Kayıtta vakaletname yokTamgaç, iletişim şirketinin verdiği, 'Hattınızı devretmek için vekaletname vermişsiniz' yazısı üzerine Şişli Cumhuriyet Savcılığı'na suç duyurusunda bulundu. Beşiktaş 14. Noteri Akgül Simavi, savcılığa "Noterliğimizden istenen 23 Mayıs 2007 tarih 40840 yevmiye numaralı vekaletname kayıtlarımızda mevcut değildir" bilgisini verdi. Böylece Tamgaç'ın çalınan kimliğiyle sahte vekaletname çıkarıldığı belgelenmiş oldu. 16 günde aynı kimlikle devirSavcılığın isteği üzerine GSM şirketi hattın kimler tarafından kullanıldığına dair bilgileri de gönderdi. Hat Tamgaç'ın üzerinden alındıktan bir ay içinde 3 kişiye devrediliyor. İlk devredilen kişi sahte vekaletname çıkartarak, satış yetkisi alan Şenol Yılmaz. Yılmaz numarayı 28 Mayıs-16 Mayıs 2007 arasında kullanıyor. 16 Temmuz-3 Ağustos 2007 arasında kullanan Mehmet Hakan Güngör ise Fatih Hakan Afşar'a devrediyor. Farklı illerde devir yapıldığı için savcılık her ile ayrı yazı gönderiyor.

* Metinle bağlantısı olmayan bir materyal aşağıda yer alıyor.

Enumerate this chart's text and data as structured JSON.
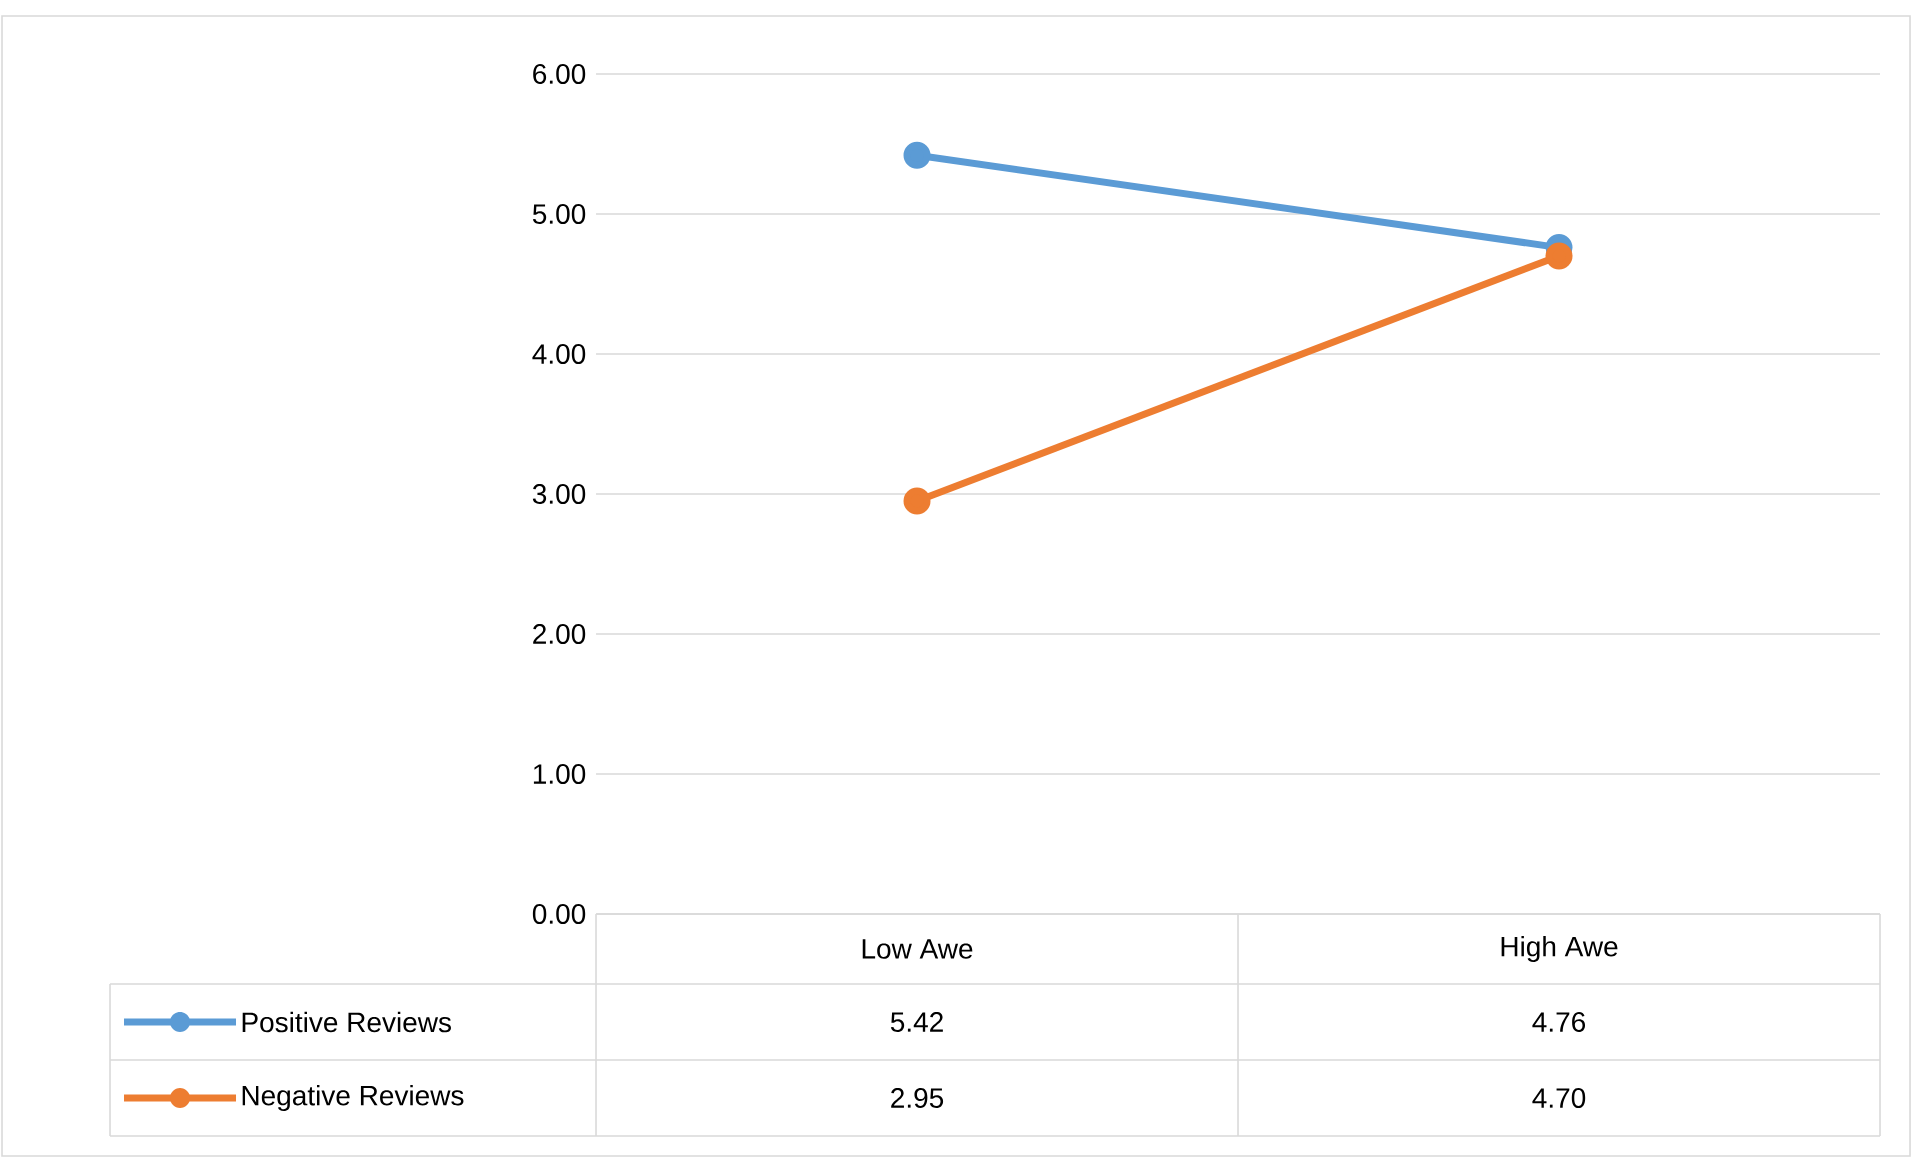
{
  "chart_data": {
    "type": "line",
    "categories": [
      "Low Awe",
      "High Awe"
    ],
    "series": [
      {
        "name": "Positive Reviews",
        "color": "#5b9bd5",
        "values": [
          5.42,
          4.76
        ],
        "value_labels": [
          "5.42",
          "4.76"
        ]
      },
      {
        "name": "Negative Reviews",
        "color": "#ed7d31",
        "values": [
          2.95,
          4.7
        ],
        "value_labels": [
          "2.95",
          "4.70"
        ]
      }
    ],
    "ylim": [
      0,
      6
    ],
    "yticks": [
      {
        "value": 0,
        "label": "0.00"
      },
      {
        "value": 1,
        "label": "1.00"
      },
      {
        "value": 2,
        "label": "2.00"
      },
      {
        "value": 3,
        "label": "3.00"
      },
      {
        "value": 4,
        "label": "4.00"
      },
      {
        "value": 5,
        "label": "5.00"
      },
      {
        "value": 6,
        "label": "6.00"
      }
    ],
    "grid": "y",
    "legend": "bottom",
    "marker": "circle",
    "line_style": "solid"
  }
}
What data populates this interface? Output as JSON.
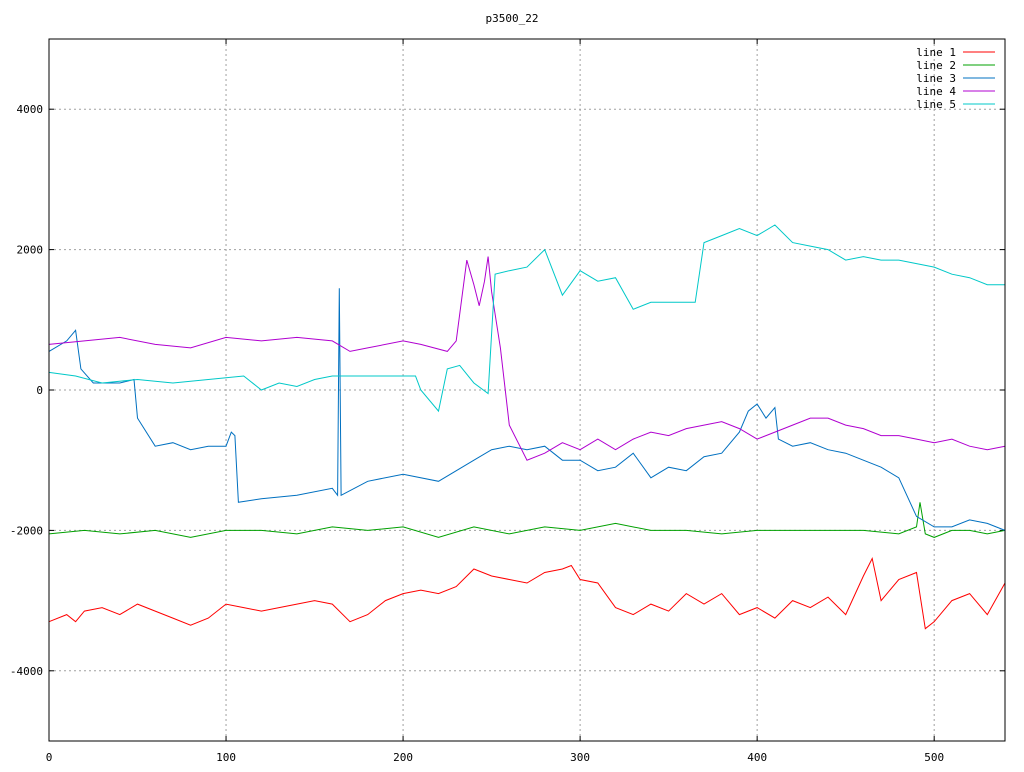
{
  "chart_data": {
    "type": "line",
    "title": "p3500_22",
    "xlim": [
      0,
      540
    ],
    "ylim": [
      -5000,
      5000
    ],
    "x_ticks": [
      0,
      100,
      200,
      300,
      400,
      500
    ],
    "y_ticks": [
      -4000,
      -2000,
      0,
      2000,
      4000
    ],
    "y_tick_labels": [
      "-4000",
      "-2000",
      "0",
      "2000",
      "4000"
    ],
    "grid": true,
    "legend_position": "top-right",
    "series": [
      {
        "name": "line 1",
        "color": "#ff0000",
        "points": [
          [
            0,
            -3300
          ],
          [
            10,
            -3200
          ],
          [
            15,
            -3300
          ],
          [
            20,
            -3150
          ],
          [
            30,
            -3100
          ],
          [
            40,
            -3200
          ],
          [
            50,
            -3050
          ],
          [
            60,
            -3150
          ],
          [
            70,
            -3250
          ],
          [
            80,
            -3350
          ],
          [
            90,
            -3250
          ],
          [
            100,
            -3050
          ],
          [
            110,
            -3100
          ],
          [
            120,
            -3150
          ],
          [
            130,
            -3100
          ],
          [
            140,
            -3050
          ],
          [
            150,
            -3000
          ],
          [
            160,
            -3050
          ],
          [
            170,
            -3300
          ],
          [
            180,
            -3200
          ],
          [
            190,
            -3000
          ],
          [
            200,
            -2900
          ],
          [
            210,
            -2850
          ],
          [
            220,
            -2900
          ],
          [
            230,
            -2800
          ],
          [
            240,
            -2550
          ],
          [
            250,
            -2650
          ],
          [
            260,
            -2700
          ],
          [
            270,
            -2750
          ],
          [
            280,
            -2600
          ],
          [
            290,
            -2550
          ],
          [
            295,
            -2500
          ],
          [
            300,
            -2700
          ],
          [
            310,
            -2750
          ],
          [
            320,
            -3100
          ],
          [
            330,
            -3200
          ],
          [
            340,
            -3050
          ],
          [
            350,
            -3150
          ],
          [
            360,
            -2900
          ],
          [
            370,
            -3050
          ],
          [
            380,
            -2900
          ],
          [
            390,
            -3200
          ],
          [
            400,
            -3100
          ],
          [
            410,
            -3250
          ],
          [
            420,
            -3000
          ],
          [
            430,
            -3100
          ],
          [
            440,
            -2950
          ],
          [
            450,
            -3200
          ],
          [
            460,
            -2650
          ],
          [
            465,
            -2400
          ],
          [
            470,
            -3000
          ],
          [
            480,
            -2700
          ],
          [
            490,
            -2600
          ],
          [
            495,
            -3400
          ],
          [
            500,
            -3300
          ],
          [
            510,
            -3000
          ],
          [
            520,
            -2900
          ],
          [
            530,
            -3200
          ],
          [
            540,
            -2750
          ]
        ]
      },
      {
        "name": "line 2",
        "color": "#00a000",
        "points": [
          [
            0,
            -2050
          ],
          [
            20,
            -2000
          ],
          [
            40,
            -2050
          ],
          [
            60,
            -2000
          ],
          [
            80,
            -2100
          ],
          [
            100,
            -2000
          ],
          [
            120,
            -2000
          ],
          [
            140,
            -2050
          ],
          [
            160,
            -1950
          ],
          [
            180,
            -2000
          ],
          [
            200,
            -1950
          ],
          [
            220,
            -2100
          ],
          [
            240,
            -1950
          ],
          [
            260,
            -2050
          ],
          [
            280,
            -1950
          ],
          [
            300,
            -2000
          ],
          [
            320,
            -1900
          ],
          [
            340,
            -2000
          ],
          [
            360,
            -2000
          ],
          [
            380,
            -2050
          ],
          [
            400,
            -2000
          ],
          [
            420,
            -2000
          ],
          [
            440,
            -2000
          ],
          [
            460,
            -2000
          ],
          [
            480,
            -2050
          ],
          [
            490,
            -1950
          ],
          [
            492,
            -1600
          ],
          [
            495,
            -2050
          ],
          [
            500,
            -2100
          ],
          [
            510,
            -2000
          ],
          [
            520,
            -2000
          ],
          [
            530,
            -2050
          ],
          [
            540,
            -2000
          ]
        ]
      },
      {
        "name": "line 3",
        "color": "#0070c0",
        "points": [
          [
            0,
            550
          ],
          [
            10,
            700
          ],
          [
            15,
            850
          ],
          [
            18,
            300
          ],
          [
            25,
            100
          ],
          [
            40,
            100
          ],
          [
            48,
            150
          ],
          [
            50,
            -400
          ],
          [
            60,
            -800
          ],
          [
            70,
            -750
          ],
          [
            80,
            -850
          ],
          [
            90,
            -800
          ],
          [
            100,
            -800
          ],
          [
            103,
            -600
          ],
          [
            105,
            -650
          ],
          [
            107,
            -1600
          ],
          [
            120,
            -1550
          ],
          [
            140,
            -1500
          ],
          [
            160,
            -1400
          ],
          [
            163,
            -1500
          ],
          [
            164,
            1450
          ],
          [
            165,
            -1500
          ],
          [
            180,
            -1300
          ],
          [
            200,
            -1200
          ],
          [
            220,
            -1300
          ],
          [
            240,
            -1000
          ],
          [
            250,
            -850
          ],
          [
            260,
            -800
          ],
          [
            270,
            -850
          ],
          [
            280,
            -800
          ],
          [
            290,
            -1000
          ],
          [
            300,
            -1000
          ],
          [
            310,
            -1150
          ],
          [
            320,
            -1100
          ],
          [
            330,
            -900
          ],
          [
            340,
            -1250
          ],
          [
            350,
            -1100
          ],
          [
            360,
            -1150
          ],
          [
            370,
            -950
          ],
          [
            380,
            -900
          ],
          [
            390,
            -600
          ],
          [
            395,
            -300
          ],
          [
            400,
            -200
          ],
          [
            405,
            -400
          ],
          [
            410,
            -250
          ],
          [
            412,
            -700
          ],
          [
            420,
            -800
          ],
          [
            430,
            -750
          ],
          [
            440,
            -850
          ],
          [
            450,
            -900
          ],
          [
            460,
            -1000
          ],
          [
            470,
            -1100
          ],
          [
            480,
            -1250
          ],
          [
            490,
            -1800
          ],
          [
            500,
            -1950
          ],
          [
            510,
            -1950
          ],
          [
            520,
            -1850
          ],
          [
            530,
            -1900
          ],
          [
            540,
            -2000
          ]
        ]
      },
      {
        "name": "line 4",
        "color": "#b000d0",
        "points": [
          [
            0,
            650
          ],
          [
            20,
            700
          ],
          [
            40,
            750
          ],
          [
            60,
            650
          ],
          [
            80,
            600
          ],
          [
            100,
            750
          ],
          [
            120,
            700
          ],
          [
            140,
            750
          ],
          [
            160,
            700
          ],
          [
            170,
            550
          ],
          [
            180,
            600
          ],
          [
            200,
            700
          ],
          [
            210,
            650
          ],
          [
            225,
            550
          ],
          [
            230,
            700
          ],
          [
            236,
            1850
          ],
          [
            240,
            1500
          ],
          [
            243,
            1200
          ],
          [
            246,
            1550
          ],
          [
            248,
            1900
          ],
          [
            250,
            1400
          ],
          [
            255,
            600
          ],
          [
            260,
            -500
          ],
          [
            270,
            -1000
          ],
          [
            280,
            -900
          ],
          [
            290,
            -750
          ],
          [
            300,
            -850
          ],
          [
            310,
            -700
          ],
          [
            320,
            -850
          ],
          [
            330,
            -700
          ],
          [
            340,
            -600
          ],
          [
            350,
            -650
          ],
          [
            360,
            -550
          ],
          [
            370,
            -500
          ],
          [
            380,
            -450
          ],
          [
            390,
            -550
          ],
          [
            400,
            -700
          ],
          [
            410,
            -600
          ],
          [
            420,
            -500
          ],
          [
            430,
            -400
          ],
          [
            440,
            -400
          ],
          [
            450,
            -500
          ],
          [
            460,
            -550
          ],
          [
            470,
            -650
          ],
          [
            480,
            -650
          ],
          [
            490,
            -700
          ],
          [
            500,
            -750
          ],
          [
            510,
            -700
          ],
          [
            520,
            -800
          ],
          [
            530,
            -850
          ],
          [
            540,
            -800
          ]
        ]
      },
      {
        "name": "line 5",
        "color": "#00c8c8",
        "points": [
          [
            0,
            250
          ],
          [
            15,
            200
          ],
          [
            30,
            100
          ],
          [
            50,
            150
          ],
          [
            70,
            100
          ],
          [
            90,
            150
          ],
          [
            110,
            200
          ],
          [
            120,
            0
          ],
          [
            130,
            100
          ],
          [
            140,
            50
          ],
          [
            150,
            150
          ],
          [
            160,
            200
          ],
          [
            170,
            200
          ],
          [
            190,
            200
          ],
          [
            200,
            200
          ],
          [
            207,
            200
          ],
          [
            210,
            0
          ],
          [
            220,
            -300
          ],
          [
            225,
            300
          ],
          [
            232,
            350
          ],
          [
            240,
            100
          ],
          [
            248,
            -50
          ],
          [
            252,
            1650
          ],
          [
            260,
            1700
          ],
          [
            270,
            1750
          ],
          [
            280,
            2000
          ],
          [
            290,
            1350
          ],
          [
            300,
            1700
          ],
          [
            310,
            1550
          ],
          [
            320,
            1600
          ],
          [
            330,
            1150
          ],
          [
            340,
            1250
          ],
          [
            350,
            1250
          ],
          [
            360,
            1250
          ],
          [
            365,
            1250
          ],
          [
            370,
            2100
          ],
          [
            380,
            2200
          ],
          [
            390,
            2300
          ],
          [
            400,
            2200
          ],
          [
            410,
            2350
          ],
          [
            420,
            2100
          ],
          [
            430,
            2050
          ],
          [
            440,
            2000
          ],
          [
            450,
            1850
          ],
          [
            460,
            1900
          ],
          [
            470,
            1850
          ],
          [
            480,
            1850
          ],
          [
            490,
            1800
          ],
          [
            500,
            1750
          ],
          [
            510,
            1650
          ],
          [
            520,
            1600
          ],
          [
            530,
            1500
          ],
          [
            540,
            1500
          ]
        ]
      }
    ]
  }
}
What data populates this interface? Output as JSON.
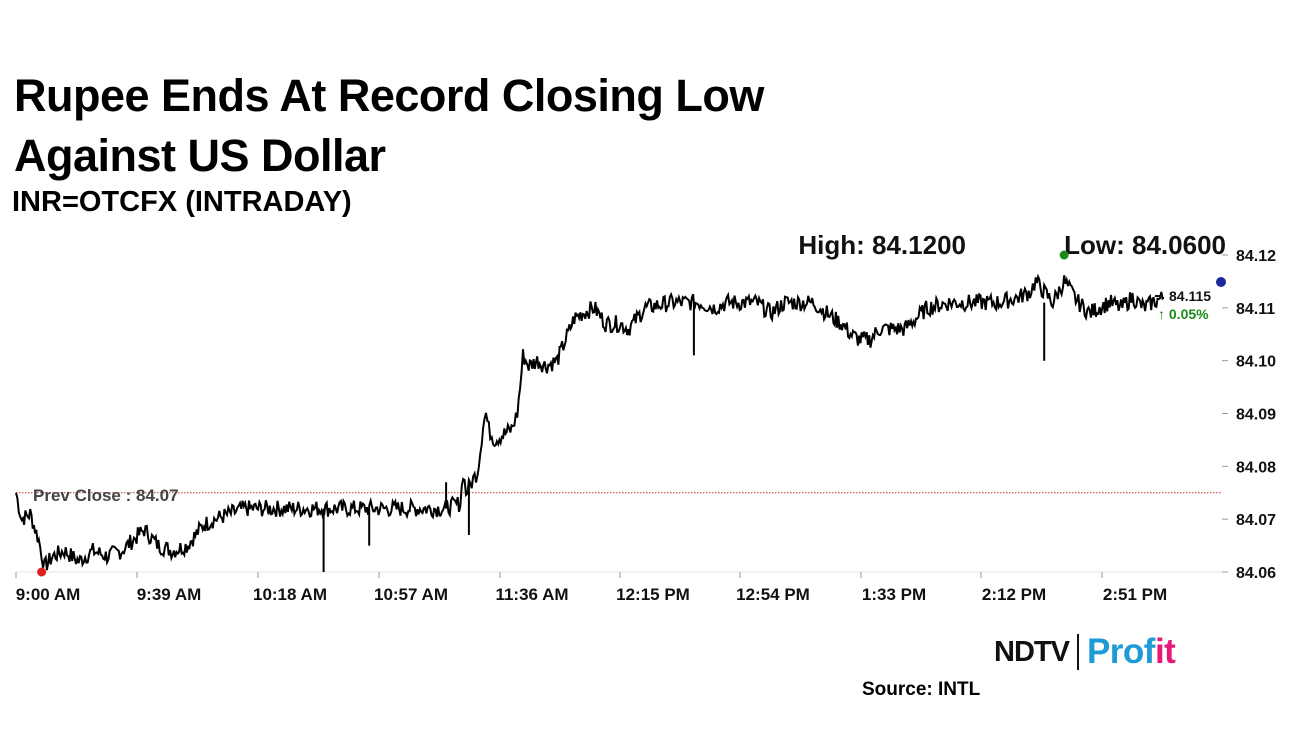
{
  "headline": "Rupee Ends At Record Closing Low Against US Dollar",
  "subtitle": "INR=OTCFX (INTRADAY)",
  "brand": {
    "part1": "NDTV",
    "part2_main": "Prof",
    "part2_tail": "it"
  },
  "source": "Source: INTL",
  "colors": {
    "line": "#000000",
    "prev_close": "#c0392b",
    "high_dot": "#1a8a1a",
    "low_dot": "#e02020",
    "last_dot": "#1b2a9a",
    "change_text": "#1a8a1a"
  },
  "chart_data": {
    "type": "line",
    "title": "INR=OTCFX (INTRADAY)",
    "x_tick_labels": [
      "9:00 AM",
      "9:39 AM",
      "10:18 AM",
      "10:57 AM",
      "11:36 AM",
      "12:15 PM",
      "12:54 PM",
      "1:33 PM",
      "2:12 PM",
      "2:51 PM"
    ],
    "y_tick_labels": [
      "84.12",
      "84.11",
      "84.10",
      "84.09",
      "84.08",
      "84.07",
      "84.06"
    ],
    "ylim": [
      84.06,
      84.12
    ],
    "x_start_min": 0,
    "x_end_min": 402,
    "prev_close": 84.075,
    "prev_close_label": "Prev Close : 84.07",
    "high_label": "High: 84.1200",
    "low_label": "Low: 84.0600",
    "high_point": {
      "t": 368,
      "v": 84.12
    },
    "low_point": {
      "t": 9,
      "v": 84.06
    },
    "last_point": {
      "t": 403,
      "v": 84.1153
    },
    "last_value": "84.115",
    "change": "↑ 0.05%",
    "series": [
      {
        "name": "INR=OTCFX",
        "points": [
          [
            0,
            84.075
          ],
          [
            2,
            84.07
          ],
          [
            5,
            84.071
          ],
          [
            8,
            84.066
          ],
          [
            10,
            84.061
          ],
          [
            13,
            84.063
          ],
          [
            17,
            84.064
          ],
          [
            22,
            84.062
          ],
          [
            27,
            84.064
          ],
          [
            32,
            84.063
          ],
          [
            37,
            84.064
          ],
          [
            41,
            84.066
          ],
          [
            45,
            84.068
          ],
          [
            50,
            84.065
          ],
          [
            55,
            84.064
          ],
          [
            60,
            84.065
          ],
          [
            63,
            84.067
          ],
          [
            66,
            84.069
          ],
          [
            70,
            84.07
          ],
          [
            75,
            84.071
          ],
          [
            80,
            84.072
          ],
          [
            90,
            84.072
          ],
          [
            100,
            84.072
          ],
          [
            110,
            84.072
          ],
          [
            120,
            84.072
          ],
          [
            130,
            84.072
          ],
          [
            140,
            84.072
          ],
          [
            150,
            84.072
          ],
          [
            156,
            84.073
          ],
          [
            157,
            84.079
          ],
          [
            158,
            84.075
          ],
          [
            160,
            84.077
          ],
          [
            162,
            84.079
          ],
          [
            163,
            84.083
          ],
          [
            164,
            84.088
          ],
          [
            165,
            84.09
          ],
          [
            166,
            84.087
          ],
          [
            168,
            84.085
          ],
          [
            171,
            84.086
          ],
          [
            174,
            84.087
          ],
          [
            176,
            84.09
          ],
          [
            177,
            84.095
          ],
          [
            178,
            84.101
          ],
          [
            180,
            84.099
          ],
          [
            183,
            84.1
          ],
          [
            186,
            84.099
          ],
          [
            190,
            84.1
          ],
          [
            193,
            84.104
          ],
          [
            196,
            84.108
          ],
          [
            199,
            84.109
          ],
          [
            203,
            84.11
          ],
          [
            207,
            84.107
          ],
          [
            212,
            84.107
          ],
          [
            215,
            84.106
          ],
          [
            218,
            84.108
          ],
          [
            221,
            84.11
          ],
          [
            230,
            84.111
          ],
          [
            240,
            84.111
          ],
          [
            245,
            84.11
          ],
          [
            250,
            84.111
          ],
          [
            260,
            84.111
          ],
          [
            265,
            84.109
          ],
          [
            270,
            84.111
          ],
          [
            280,
            84.111
          ],
          [
            287,
            84.108
          ],
          [
            290,
            84.107
          ],
          [
            293,
            84.105
          ],
          [
            296,
            84.104
          ],
          [
            300,
            84.104
          ],
          [
            303,
            84.106
          ],
          [
            308,
            84.106
          ],
          [
            312,
            84.106
          ],
          [
            316,
            84.108
          ],
          [
            320,
            84.11
          ],
          [
            328,
            84.111
          ],
          [
            335,
            84.111
          ],
          [
            345,
            84.111
          ],
          [
            352,
            84.112
          ],
          [
            356,
            84.113
          ],
          [
            358,
            84.115
          ],
          [
            361,
            84.113
          ],
          [
            364,
            84.111
          ],
          [
            368,
            84.115
          ],
          [
            373,
            84.111
          ],
          [
            377,
            84.109
          ],
          [
            380,
            84.11
          ],
          [
            384,
            84.111
          ],
          [
            388,
            84.11
          ],
          [
            392,
            84.112
          ],
          [
            396,
            84.11
          ],
          [
            399,
            84.111
          ],
          [
            403,
            84.112
          ]
        ]
      }
    ]
  }
}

'Bu işi kurcalama hat önemli birinde'Sırasıyla Şişli, Beşiktaş ve Ataşehir Belediyeleri'nde danışmanlık yapan Tamgaç yaşadıklarını hem komedi hem de bir hukuk trajedisi olarak nitelendirdi. Doktor olduğu için birçok hastasında bu numaranın bulunduğuna dikkat çeken Tamgaç şunları söyledi: "Soruşturmayı yürüten savcı, 'çaresizim' diyor. Çünkü iki ayda üç kez el değiştirmiş ve suç mahalli farklı iller. Böyle bir komedi olmaz. İlgili GSM şirketine gittiğimde, 'Size on yıl bedava hat verelim. Bu konu kapansın' diye yanıt verdiler. Numarayı arıyorum, zaman zaman birileri çıkıyor. Ancak bana, 'Bu işi kurcalama, hat çok önemli birisinde' diye telkinde bulundular. Benim nüfus kağıdıma kendi resimlerini koyup devir işlemini yapıyorlar. Noter vekaletname sahte dedi. GSM şirketi hattın kimlere devredildiği kaydını savcılığa gönderdi. Ben hattımı istiyorum. Birçok hastam var ve bu telefonum mevcut kendilerinde. Bu bir gasptır. Şişli Cumhuriyet Savcılığı'nda dört yıldır tahkikat sürüyor ve dosya kapanmıyor. Çünkü hattın farklı illerde yapılan devirleri adaletin tecelli etmesini geciktiriyor. Bu işi yapanlar da hattı farklı illerde devir yaparak yeni ve keşfedilmemiş bir 'oyalama' taktiğiyle adaleti yanıltıyorlar."